The exchange came about as follows. Dr. Walter Quijano was testifying about Buck’s future dangerousness — a factor in determining whether a defendant will be sentenced to jail time or death. On cross-examination, the following exchange occurred:
PROSECUTOR: “You have determined that . . . the race factor, black, increases the future dangerousness for various complicated reasons; is that correct?”
The prosecutor again invoked Quijano’s discriminatory testimony during closing argument to suggest that Buck should be sentenced to death. Other Texas inmates have been granted new sentencing hearings because of similar comments by Quijano.
This was not an isolated incident. Other evidence has since emerged showing that the the Harris County District Attorney’s office routinely engaged in racial discrimination. Almost half of the prisoners on Texas death row are from Harris County, and blacks are three times as likely as whites to be sentenced to death in the county during the period of Buck’s sentencing. From the NAACP Legal Defense Fund: “The District Attorney at the time of Mr. Buck’s case admitted that prosecutors routinely struck black jurors from service. Another Harris County District Attorney resigned after racist emails he sent and received on his work computer were discovered. This and other evidence reveals that a longstanding culture of racial bias existed in the Harris County D.A.’s office.”
This latest appeal asserted that Buck’s counsel was woefully inadequate, and failed to raise several crucial arguments. (Remarkably, it was Buck’s counsel who brought Quijano on as a witness, although the prosecution used his testimony on cross-examination.) Three dissenting judges agreed with this argument and would have granted Buck a new trial. “The record in this case reveals a chronicle of inadequate representation at every stage of the proceedings, the integrity of which is further called into question by the admission of racist and inflammatory testimony from an expert witness at the punishment phase,” Judge Alcala wrote for the dissent.
The comments of Quijano are remarkably similar to those of federal appeals court judge Edith Jones, who is alleged to have said “racial groups like African-Americans and Hispanics are predisposed to crime,” are “prone to commit acts of violence,” and made similar comments in several Texas death penalty cases she was overseeing. U.S. Supreme Court Justice John Roberts initiated a rare formal ethics review into Jones as a result of the allegations.

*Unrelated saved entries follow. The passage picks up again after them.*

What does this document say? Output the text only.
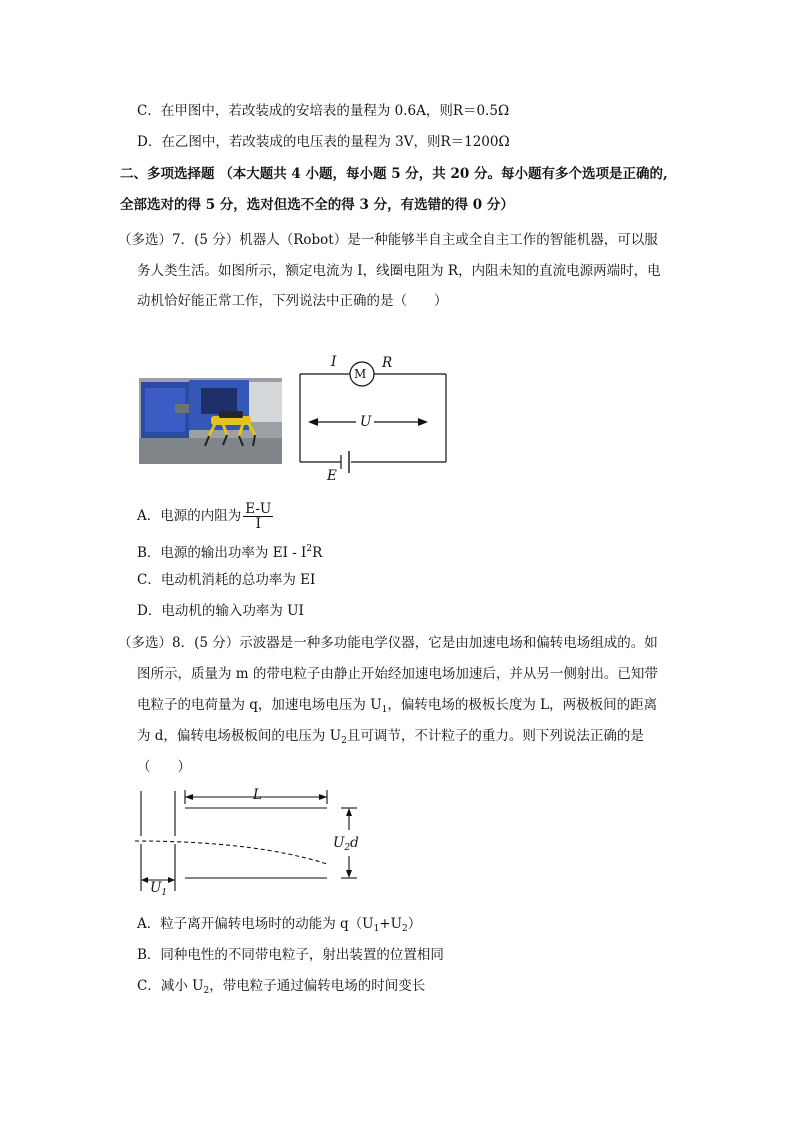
C．在甲图中，若改装成的安培表的量程为 0.6A，则R＝0.5Ω
D．在乙图中，若改装成的电压表的量程为 3V，则R＝1200Ω
二、多项选择题 （本大题共 4 小题，每小题 5 分，共 20 分。每小题有多个选项是正确的,
全部选对的得 5 分，选对但选不全的得 3 分，有选错的得 0 分）
（多选）7．(5 分）机器人（Robot）是一种能够半自主或全自主工作的智能机器，可以服
务人类生活。如图所示，额定电流为 I，线圈电阻为 R，内阻未知的直流电源两端时，电
动机恰好能正常工作，下列说法中正确的是（　　）
I
M
R
U
E
A．电源的内阻为 $\frac{E-U}{I}$
B．电源的输出功率为 EI - $I^2R$
C．电动机消耗的总功率为 EI
D．电动机的输入功率为 UI
（多选）8．(5 分）示波器是一种多功能电学仪器，它是由加速电场和偏转电场组成的。如
图所示，质量为 m 的带电粒子由静止开始经加速电场加速后，并从另一侧射出。已知带
电粒子的电荷量为 q，加速电场电压为 $U_1$，偏转电场的极板长度为 L，两极板间的距离
为 d，偏转电场极板间的电压为 $U_2$且可调节，不计粒子的重力。则下列说法正确的是
（　　）
L
$U_2d$
$U_1$
A．粒子离开偏转电场时的动能为 $q(U_1+U_2)$
B．同种电性的不同带电粒子，射出装置的位置相同
C．减小 $U_2$，带电粒子通过偏转电场的时间变长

Quijano is not the only expert witness whose discredited testimony has been used to sentence multiple Texas inmates to death. Another case making its way through the courts hinged on the testimony of Dr. George Denkowsi, who evaluated sixteen Texas death row inmates before he was formally reprimanded in 2011 and fined $5,500 due to complaints that he used scientifically invalid methods to evaluate these inmates.
Texas has accounted for 40 percent of U.S. executions since the U.S. Supreme Court lifted a moratorium on the punishment in 1976. And even within the state, death sentences and executions are isolated to just a few counties, adding to the argument that race and location are better predictors of death sentences than culpability.